Côte d'ivoire - Bouaké : Atelier de formation sur le droit des séropositifs

 

imgp1.jpgL'ong Sécours Social à organisée le samedi 21 Novembre 2020 un atelier débat sur le droit du statut de séropositivité, les risques de divulgation de ce statut et les conséquences de l'homophobie.

Pour le formateur, cet atelier vise à conscientiser l'ensemble des  communautés pour la promotion des valeurs de tolérance et de respect du droit citoyen. " Nous nous sommes rendus compte que les personnes vivants avec le VIH avaient des difficultés dans la société.  Leurs droits ont souvent été bafoués et comme on le sait, le fait  de discriminer quelqu'un oubien même de le rejetter a une répercussions sur son psychisme. Ça peut avoir aussi des répercussions dans la société, pour cela il était important pour nous de donner quelques indications concernant les droits de ces personnes là pour que non seulement on puisse les respecter mais qu'on puisse les soutenir parce que c'est une maladie comme tout autre". 

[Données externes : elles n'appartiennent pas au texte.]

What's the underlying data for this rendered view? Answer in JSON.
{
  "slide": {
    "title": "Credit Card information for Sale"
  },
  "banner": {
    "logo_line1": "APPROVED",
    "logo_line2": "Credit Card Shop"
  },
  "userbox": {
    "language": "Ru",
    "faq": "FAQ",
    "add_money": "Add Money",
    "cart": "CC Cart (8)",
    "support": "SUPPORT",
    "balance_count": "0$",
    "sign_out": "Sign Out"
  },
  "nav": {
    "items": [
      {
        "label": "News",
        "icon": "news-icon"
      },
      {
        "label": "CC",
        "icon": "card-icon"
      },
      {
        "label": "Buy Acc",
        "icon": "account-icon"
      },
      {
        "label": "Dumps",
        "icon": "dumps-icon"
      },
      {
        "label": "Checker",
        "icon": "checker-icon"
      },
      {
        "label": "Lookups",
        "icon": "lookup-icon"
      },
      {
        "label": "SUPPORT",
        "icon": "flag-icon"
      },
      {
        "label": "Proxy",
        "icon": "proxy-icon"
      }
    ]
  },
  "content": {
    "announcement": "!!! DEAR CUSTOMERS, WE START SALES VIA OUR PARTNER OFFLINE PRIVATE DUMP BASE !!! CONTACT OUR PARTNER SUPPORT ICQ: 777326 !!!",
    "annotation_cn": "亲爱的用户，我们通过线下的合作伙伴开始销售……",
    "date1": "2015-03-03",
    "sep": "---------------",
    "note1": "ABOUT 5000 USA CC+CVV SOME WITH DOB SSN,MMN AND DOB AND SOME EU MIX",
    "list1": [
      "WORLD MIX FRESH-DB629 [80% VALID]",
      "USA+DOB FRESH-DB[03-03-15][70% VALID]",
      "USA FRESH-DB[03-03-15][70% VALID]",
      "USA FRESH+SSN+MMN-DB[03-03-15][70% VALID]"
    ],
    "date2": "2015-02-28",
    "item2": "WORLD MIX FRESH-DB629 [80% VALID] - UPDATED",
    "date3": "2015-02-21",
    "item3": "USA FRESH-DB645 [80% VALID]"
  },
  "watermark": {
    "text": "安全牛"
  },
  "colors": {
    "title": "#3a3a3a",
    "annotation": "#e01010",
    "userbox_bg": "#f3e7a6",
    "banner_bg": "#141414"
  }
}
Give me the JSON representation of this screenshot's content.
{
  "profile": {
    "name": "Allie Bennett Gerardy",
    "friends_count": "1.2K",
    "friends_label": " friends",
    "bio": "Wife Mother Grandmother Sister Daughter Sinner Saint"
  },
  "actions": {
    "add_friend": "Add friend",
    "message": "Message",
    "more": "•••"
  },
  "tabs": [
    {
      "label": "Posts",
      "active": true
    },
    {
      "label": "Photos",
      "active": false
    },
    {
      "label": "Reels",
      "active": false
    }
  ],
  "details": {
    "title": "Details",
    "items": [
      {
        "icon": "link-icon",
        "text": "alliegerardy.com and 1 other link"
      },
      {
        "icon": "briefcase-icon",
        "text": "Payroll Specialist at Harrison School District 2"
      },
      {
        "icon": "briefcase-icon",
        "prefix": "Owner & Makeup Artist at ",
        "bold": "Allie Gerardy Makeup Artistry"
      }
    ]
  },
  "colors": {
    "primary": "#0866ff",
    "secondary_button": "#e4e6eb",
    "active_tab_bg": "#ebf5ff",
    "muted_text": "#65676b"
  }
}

Du coté des participants, l'on se dit satisfait de cette formation et souhaite sa pérennisation ." Ce fut un réel plaisir pour moi de participer ce jour à cette formation parce que je n'étais pas du tout informé de la loi 2014/430 du 14 juillet et ça été pour moi aujourd'hui une grande découverte de savoir qu'il y avait des lois pour les personnes infectées du VIH parce que nous sommes tous citoyens et tous devons primer d'abord le caractère citoyen. Chaque jeune doit savoir que ce n'est pas une honte de vivre avec le VIH. Vivre avec le VIH n'est pas une obeine c'est juste ne pas s'accorder avec ce virus là qui envoie la maladie donc vivre avec le virus n'est pas forcément faire la maladie. Il faut suivre les prescriptions il faut d'abord se faire tester, informer son ou sa partenaire pour éviter toute proposition parce que lorsqu'on est informé qu'on propage la maladie,  il y'a également des sanctions auxquelles on peut être exposé.  L'on doit sensibiliser pour savoir concrètement pour que chacun sache jouer  son rôle. donc c'est très important et merci beaucoup à L'ong social secours pour cette formation et nous allons nous ateler à partager ce que nous avons appris  autour de nous pour que tous Soyons au même niveau d'information"  a laissé entendre Mlle Dao Fatim, leader d'opinion.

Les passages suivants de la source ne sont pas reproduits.